Wakil Gubernur Kaltim, Seno Aji, menyampaikan bahwa Gratispol merupakan bentuk konkret dari komitmen Pemprov untuk menciptakan generasi unggul, sehat, dan berdaya saing. Ia menyebutkan bahwa program ini meliputi pembebasan biaya pendidikan, pelayanan kesehatan gratis, dan bantuan ibadah haji serta umrah bagi masyarakat tak mampu.
“Alhamdulillah kemarin telah diluncurkan Gratispol. Ini program besar Pemprov Kaltim dan sejalan dengan cita-cita nasional,” ujarnya saat ditemui di ruang kerjanya, Selasa (22/4/2025).

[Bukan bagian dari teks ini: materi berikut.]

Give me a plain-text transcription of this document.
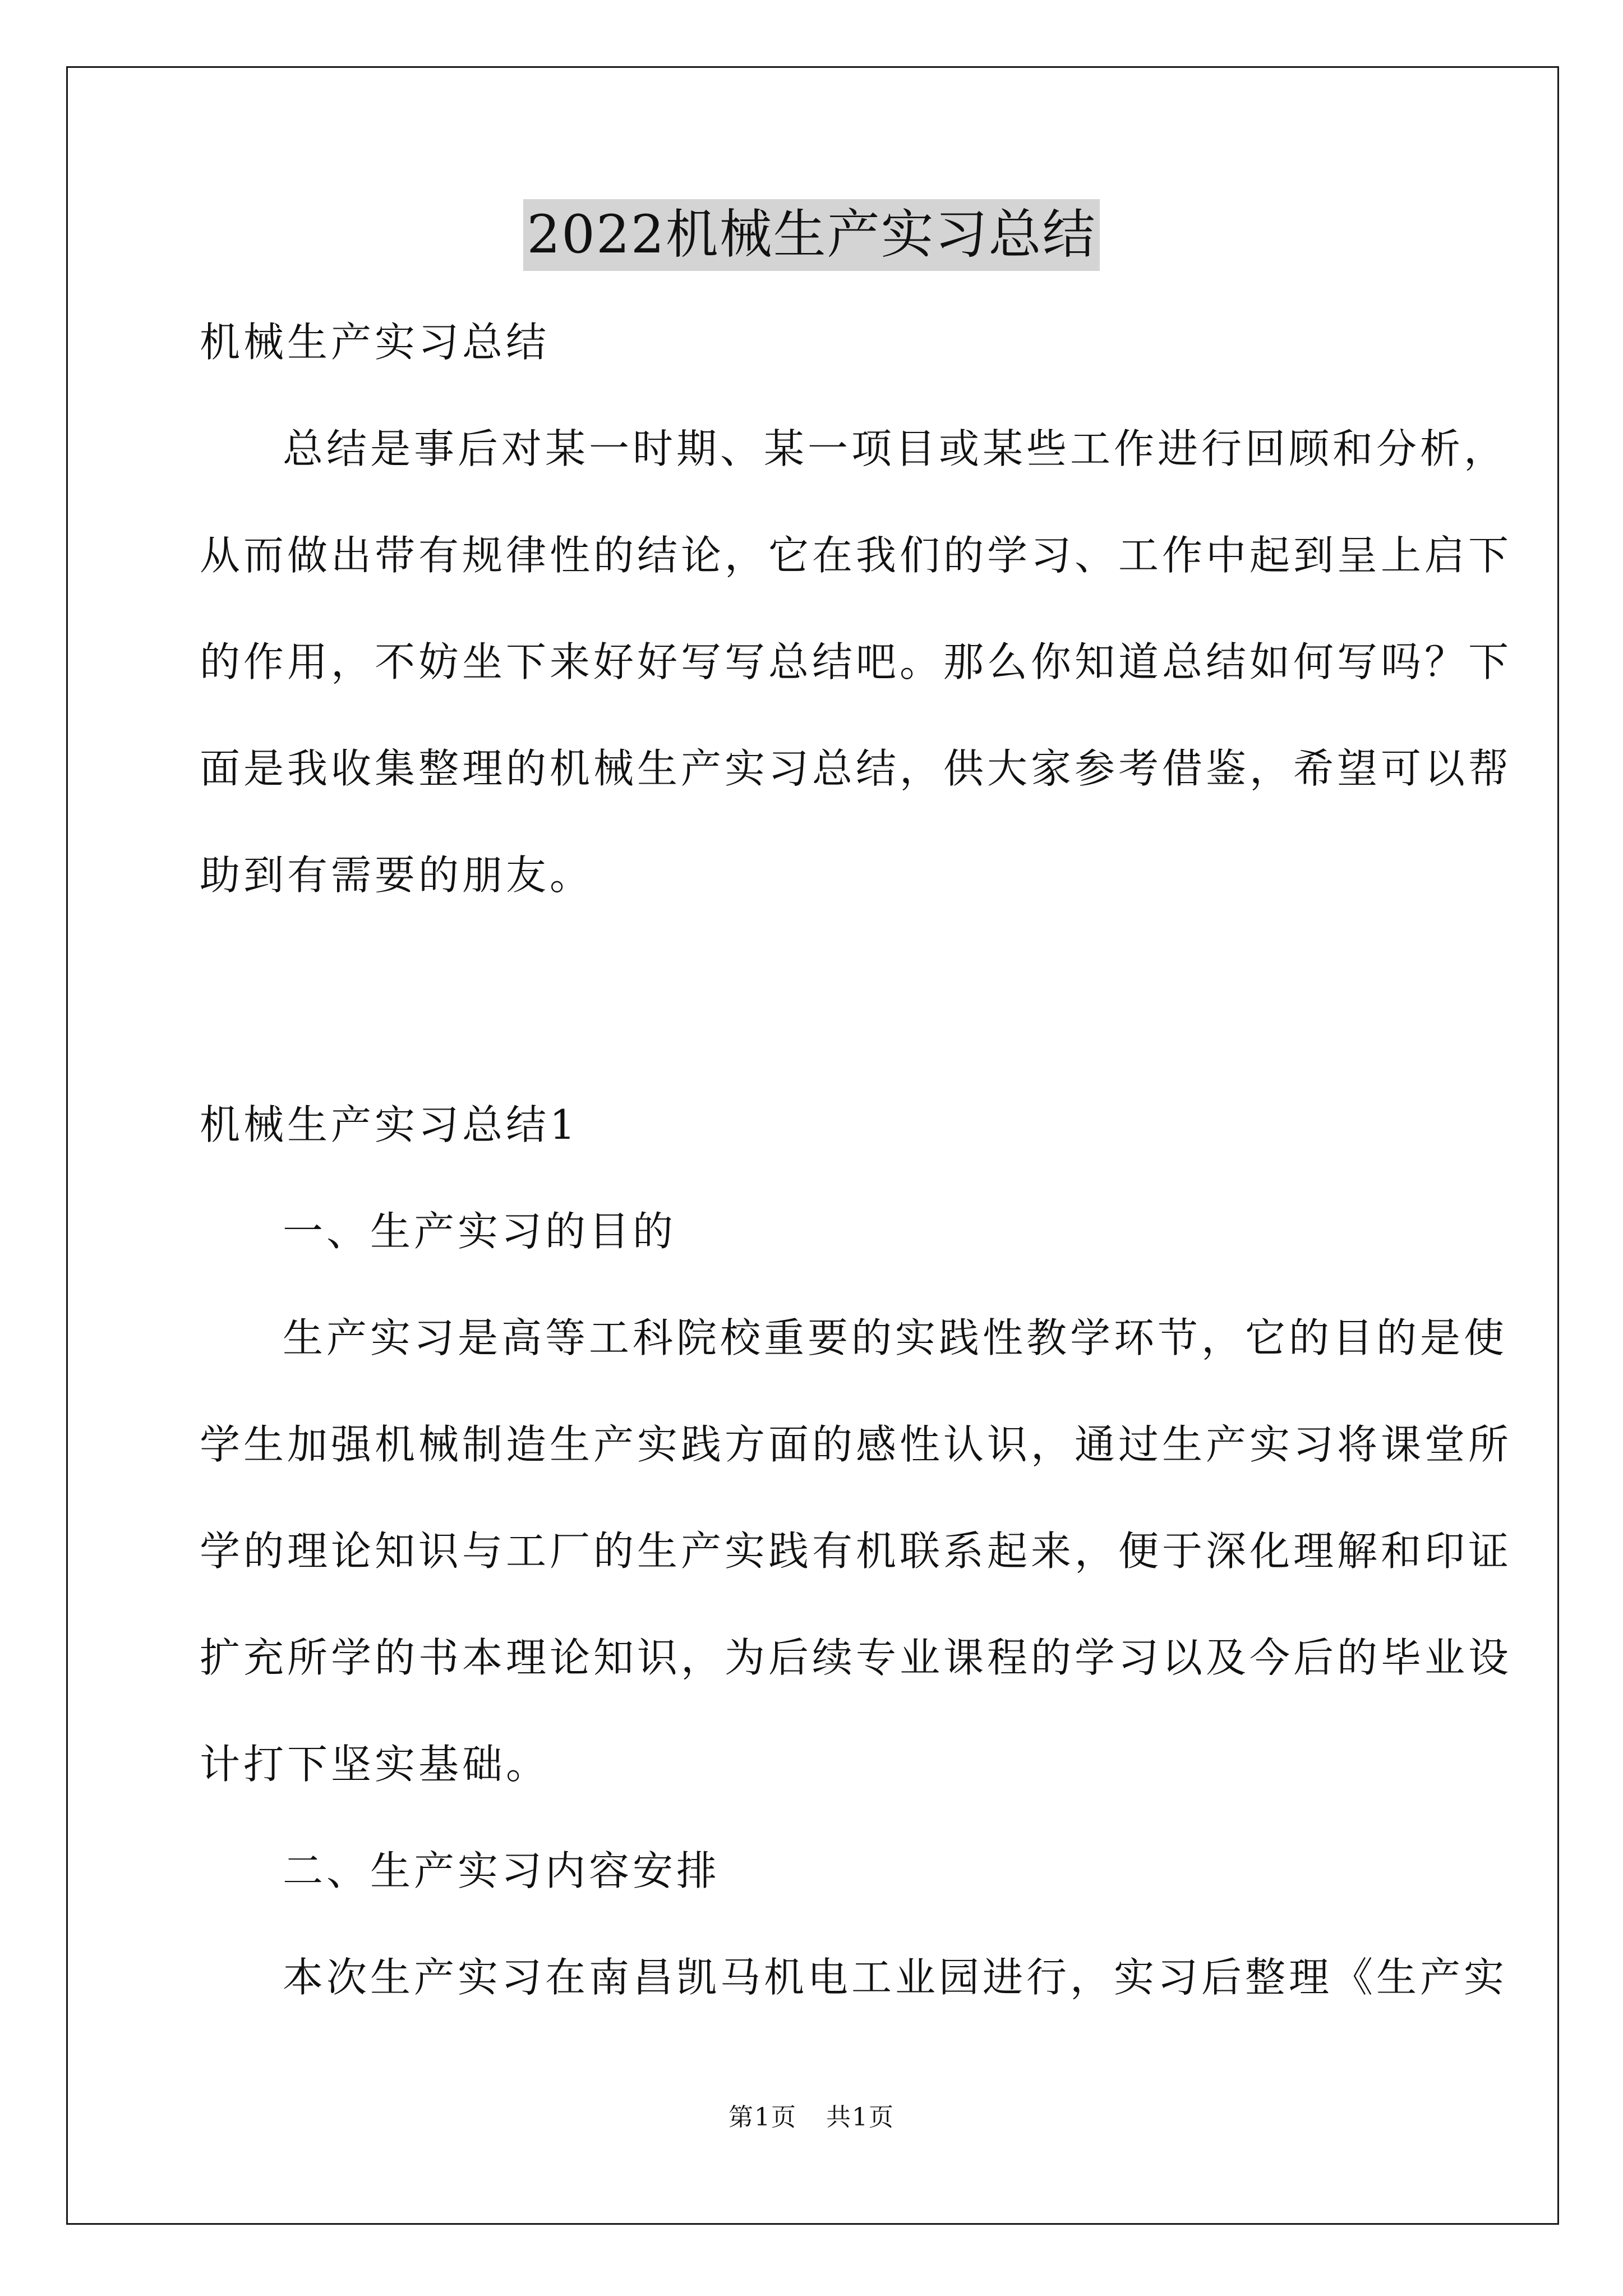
2022机械生产实习总结
机械生产实习总结
总结是事后对某一时期、某一项目或某些工作进行回顾和分析，
从而做出带有规律性的结论，它在我们的学习、工作中起到呈上启下
的作用，不妨坐下来好好写写总结吧。那么你知道总结如何写吗？下
面是我收集整理的机械生产实习总结，供大家参考借鉴，希望可以帮
助到有需要的朋友。
机械生产实习总结1
一、生产实习的目的
生产实习是高等工科院校重要的实践性教学环节，它的目的是使
学生加强机械制造生产实践方面的感性认识，通过生产实习将课堂所
学的理论知识与工厂的生产实践有机联系起来，便于深化理解和印证
扩充所学的书本理论知识，为后续专业课程的学习以及今后的毕业设
计打下坚实基础。
二、生产实习内容安排
本次生产实习在南昌凯马机电工业园进行，实习后整理《生产实
第1页 共1页
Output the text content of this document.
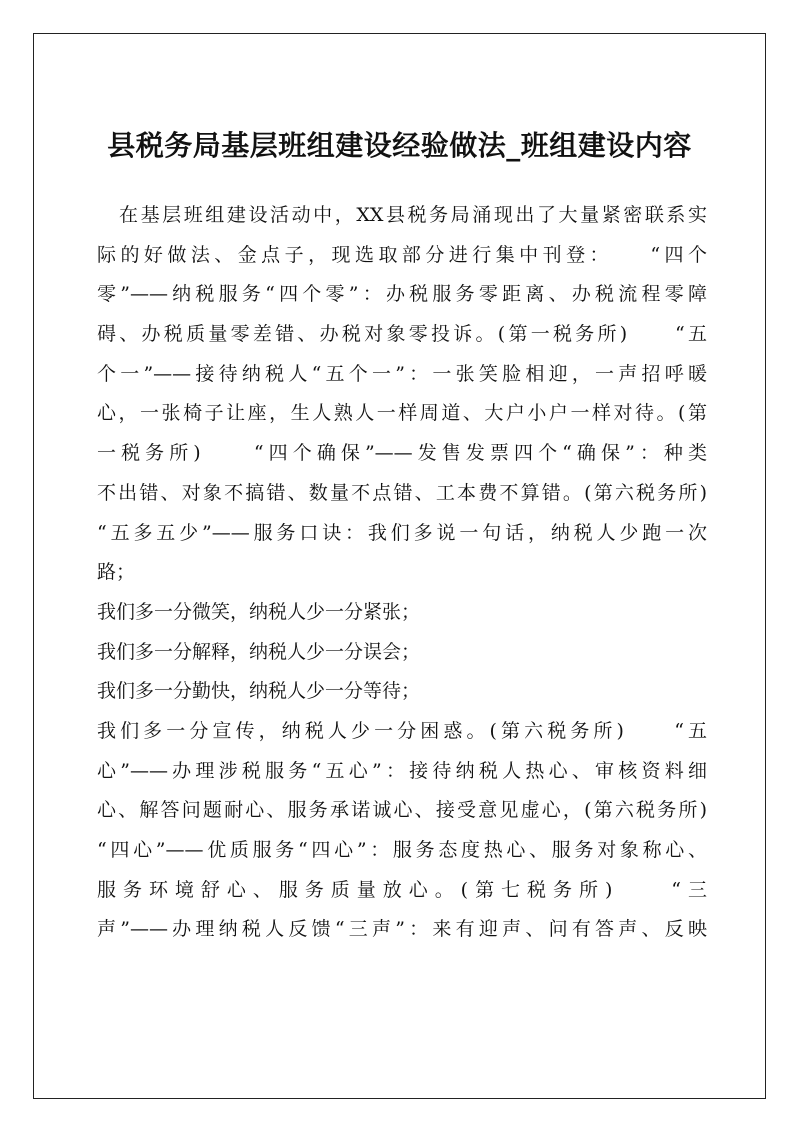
县税务局基层班组建设经验做法_班组建设内容
在基层班组建设活动中，XX县税务局涌现出了大量紧密联系实
际的好做法、金点子，现选取部分进行集中刊登：　　“四个
零”——纳税服务“四个零”：办税服务零距离、办税流程零障
碍、办税质量零差错、办税对象零投诉。(第一税务所)　　“五
个一”——接待纳税人“五个一”：一张笑脸相迎，一声招呼暖
心，一张椅子让座，生人熟人一样周道、大户小户一样对待。(第
一税务所)　　“四个确保”——发售发票四个“确保”：种类
不出错、对象不搞错、数量不点错、工本费不算错。(第六税务所)
“五多五少”——服务口诀：我们多说一句话，纳税人少跑一次
路；
我们多一分微笑，纳税人少一分紧张；
我们多一分解释，纳税人少一分误会；
我们多一分勤快，纳税人少一分等待；
我们多一分宣传，纳税人少一分困惑。(第六税务所)　　“五
心”——办理涉税服务“五心”：接待纳税人热心、审核资料细
心、解答问题耐心、服务承诺诚心、接受意见虚心，(第六税务所)
“四心”——优质服务“四心”：服务态度热心、服务对象称心、
服务环境舒心、服务质量放心。(第七税务所)　　“三
声”——办理纳税人反馈“三声”：来有迎声、问有答声、反映
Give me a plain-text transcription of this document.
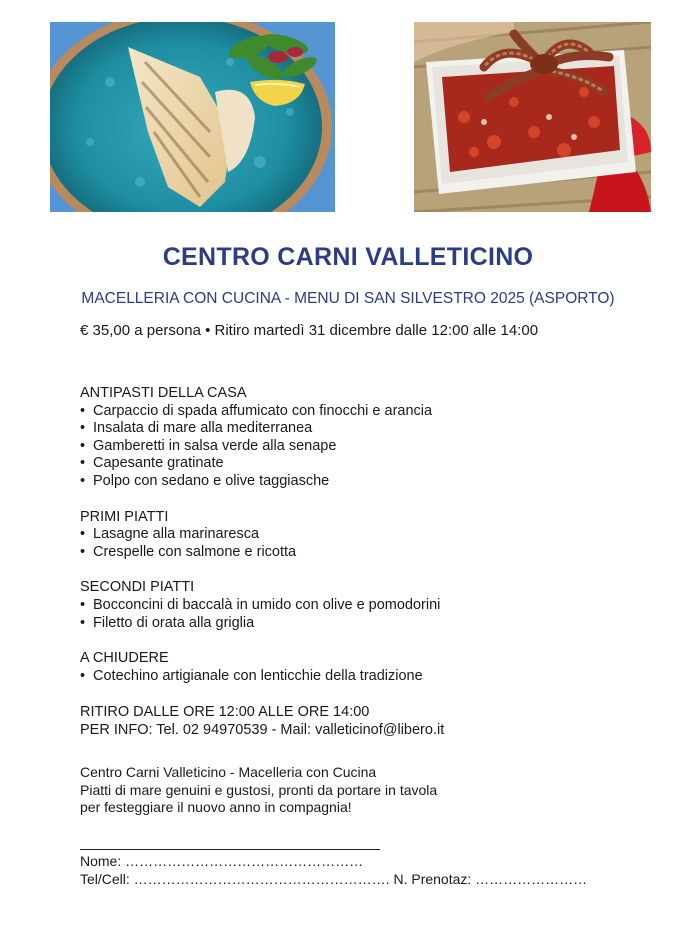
CENTRO CARNI VALLETICINO
MACELLERIA CON CUCINA - MENU DI SAN SILVESTRO 2025 (ASPORTO)
€ 35,00 a persona • Ritiro martedì 31 dicembre dalle 12:00 alle 14:00
ANTIPASTI DELLA CASA
• Carpaccio di spada affumicato con finocchi e arancia
• Insalata di mare alla mediterranea
• Gamberetti in salsa verde alla senape
• Capesante gratinate
• Polpo con sedano e olive taggiasche
PRIMI PIATTI
• Lasagne alla marinaresca
• Crespelle con salmone e ricotta
SECONDI PIATTI
• Bocconcini di baccalà in umido con olive e pomodorini
• Filetto di orata alla griglia
A CHIUDERE
• Cotechino artigianale con lenticchie della tradizione
RITIRO DALLE ORE 12:00 ALLE ORE 14:00
PER INFO: Tel. 02 94970539 - Mail: valleticinof@libero.it
Centro Carni Valleticino - Macelleria con Cucina
Piatti di mare genuini e gustosi, pronti da portare in tavola
per festeggiare il nuovo anno in compagnia!
Nome: ……………………………………………
Tel/Cell: ………………………………………………. N. Prenotaz: ……………………
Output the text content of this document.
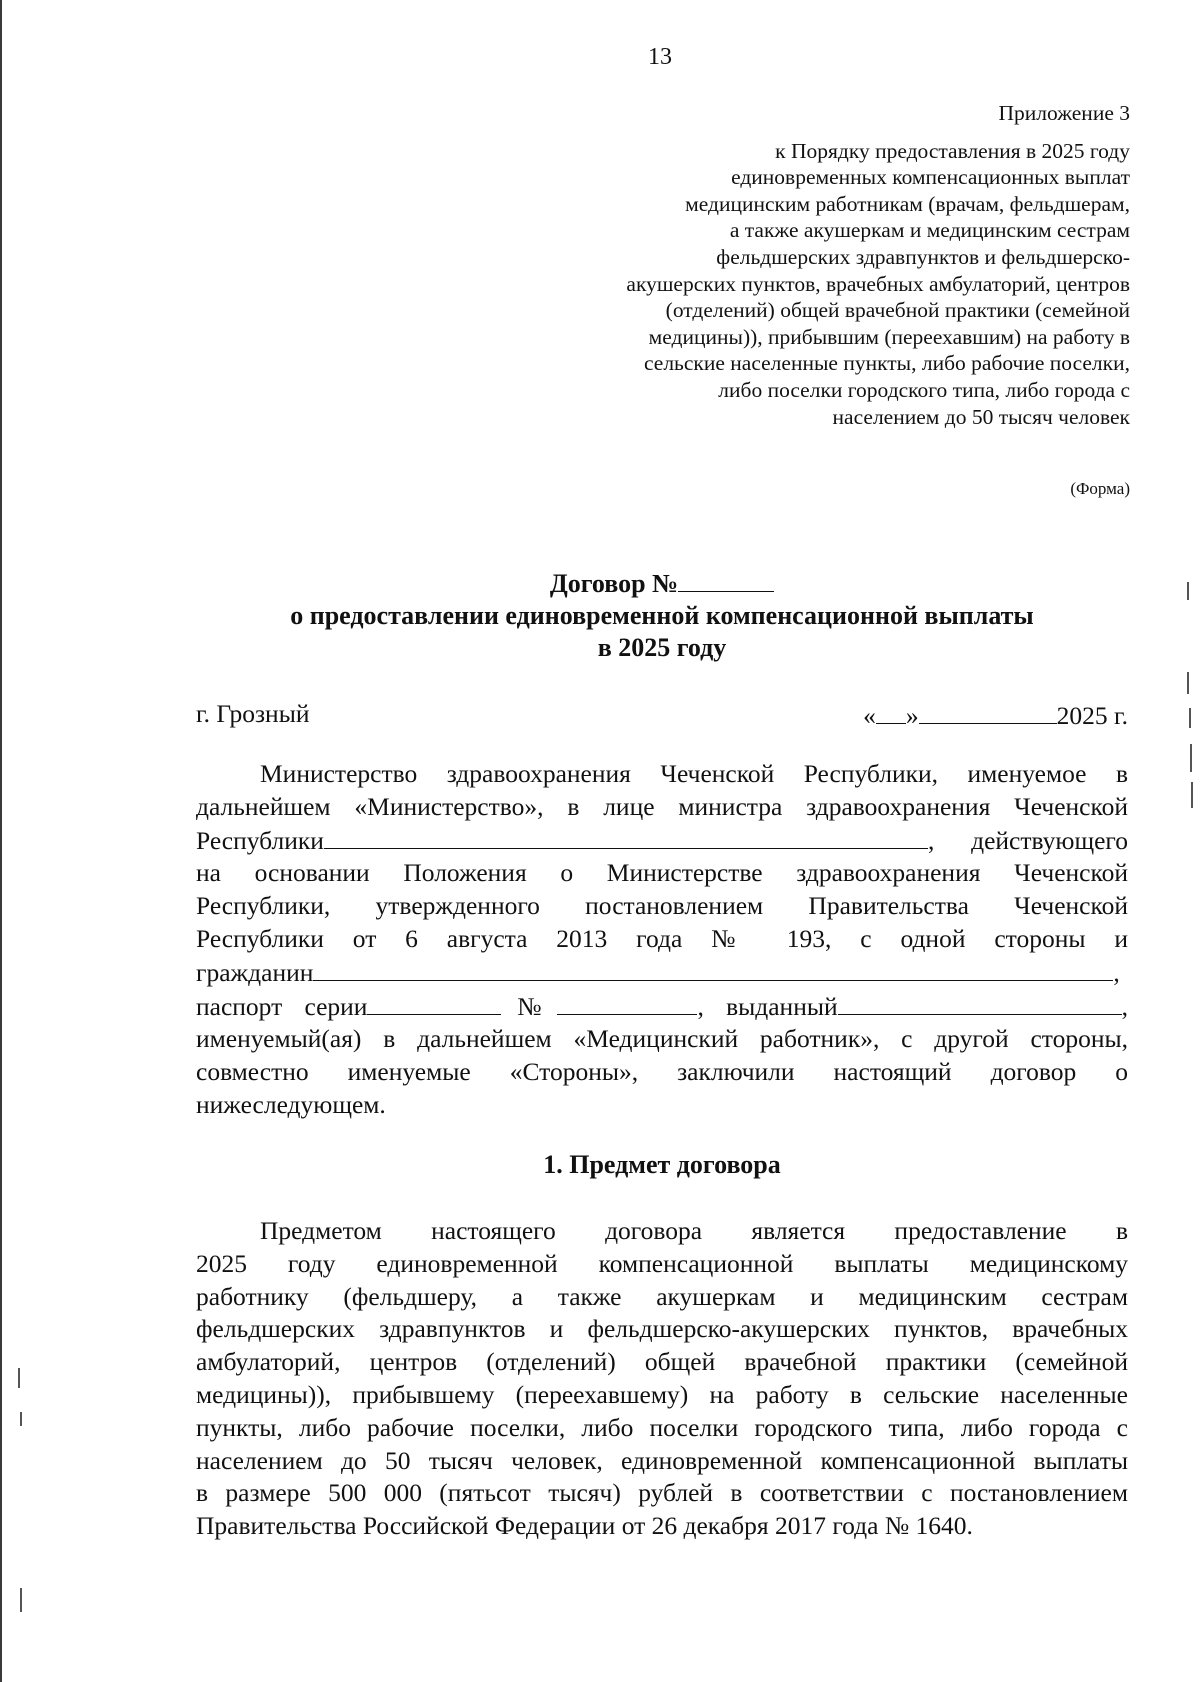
13
Приложение 3
к Порядку предоставления в 2025 году
единовременных компенсационных выплат
медицинским работникам (врачам, фельдшерам,
а также акушеркам и медицинским сестрам
фельдшерских здравпунктов и фельдшерско-
акушерских пунктов, врачебных амбулаторий, центров
(отделений) общей врачебной практики (семейной
медицины)), прибывшим (переехавшим) на работу в
сельские населенные пункты, либо рабочие поселки,
либо поселки городского типа, либо города с
населением до 50 тысяч человек
(Форма)
Договор №
о предоставлении единовременной компенсационной выплаты
в 2025 году
г. Грозный	« »	2025 г.
Министерство здравоохранения Чеченской Республики, именуемое в
дальнейшем «Министерство», в лице министра здравоохранения Чеченской
Республики	, действующего
на основании Положения о Министерстве здравоохранения Чеченской
Республики, утвержденного постановлением Правительства Чеченской
Республики от 6 августа 2013 года № 193, с одной стороны и
гражданин	,
паспорт серии	№	, выданный	,
именуемый(ая) в дальнейшем «Медицинский работник», с другой стороны,
совместно именуемые «Стороны», заключили настоящий договор о
нижеследующем.
1. Предмет договора
Предметом настоящего договора является предоставление в
2025 году единовременной компенсационной выплаты медицинскому
работнику (фельдшеру, а также акушеркам и медицинским сестрам
фельдшерских здравпунктов и фельдшерско-акушерских пунктов, врачебных
амбулаторий, центров (отделений) общей врачебной практики (семейной
медицины)), прибывшему (переехавшему) на работу в сельские населенные
пункты, либо рабочие поселки, либо поселки городского типа, либо города с
населением до 50 тысяч человек, единовременной компенсационной выплаты
в размере 500 000 (пятьсот тысяч) рублей в соответствии с постановлением
Правительства Российской Федерации от 26 декабря 2017 года № 1640.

Program Gratispol memfokuskan salah satu aspeknya pada pendidikan gratis bagi seluruh pelajar SMA, SMK, hingga mahasiswa di universitas negeri maupun swasta se-Kalimantan Timur. Pemprov telah bekerja sama dengan 53 perguruan tinggi untuk mendukung implementasi kebijakan ini.
Anggaran sebesar Rp 750 miliar telah dialokasikan melalui APBD 2025, dan akan meningkat drastis menjadi Rp 2,1 triliun pada tahun berikutnya. Dana ini mencakup pembiayaan pendidikan dari jenjang SMA/SMK hingga S3.
“Yang kuliah di universitas negeri maupun swasta di Kalimantan Timur tidak perlu bayar lagi untuk semester satu. Semester dua sampai delapan akan dibiayai melalui anggaran perubahan tahun ini dan akan berlanjut dalam anggaran murni 2026,” tegas Seno.
Tak hanya untuk wilayah lokal, Gratispol juga mencakup beasiswa penuh bagi mahasiswa dari Kalimantan Timur yang kuliah di luar provinsi. Namun, penerima beasiswa luar daerah wajib memiliki surat keterangan tidak mampu serta Indeks Prestasi Kumulatif (IPK) minimal 3,6.
“Bagi anak kita yang kuliah di luar Kaltim, harus memenuhi beberapa persyaratan seperti surat keterangan tidak mampu dan IPK minimal 3,6,” imbuhnya.
Selain biaya pendidikan, siswa baru SMA dan SMK pada tahun ajaran 2025 juga akan menerima bantuan seragam dan sepatu gratis mulai Mei dan Juni. Langkah ini dinilai sebagai dorongan penting agar tidak ada lagi anak-anak Kaltim yang terkendala biaya dalam mengejar pendidikan.
Gratispol ditargetkan dapat menggandakan angka partisipasi pendidikan tinggi di Kaltim dari 12 persen menjadi 25–30 persen dalam kurun waktu 5 hingga 10 tahun ke depan. Pemprov optimis, melalui program ini, rata-rata lama sekolah warga Kaltim dapat meningkat dari 12 tahun menjadi minimal 16 tahun.
Program Gratispol bukan sekadar janji, melainkan manifestasi nyata dari komitmen pemerintah daerah dalam membangun peradaban unggul berbasis pendidikan yang setara dan berkelanjutan.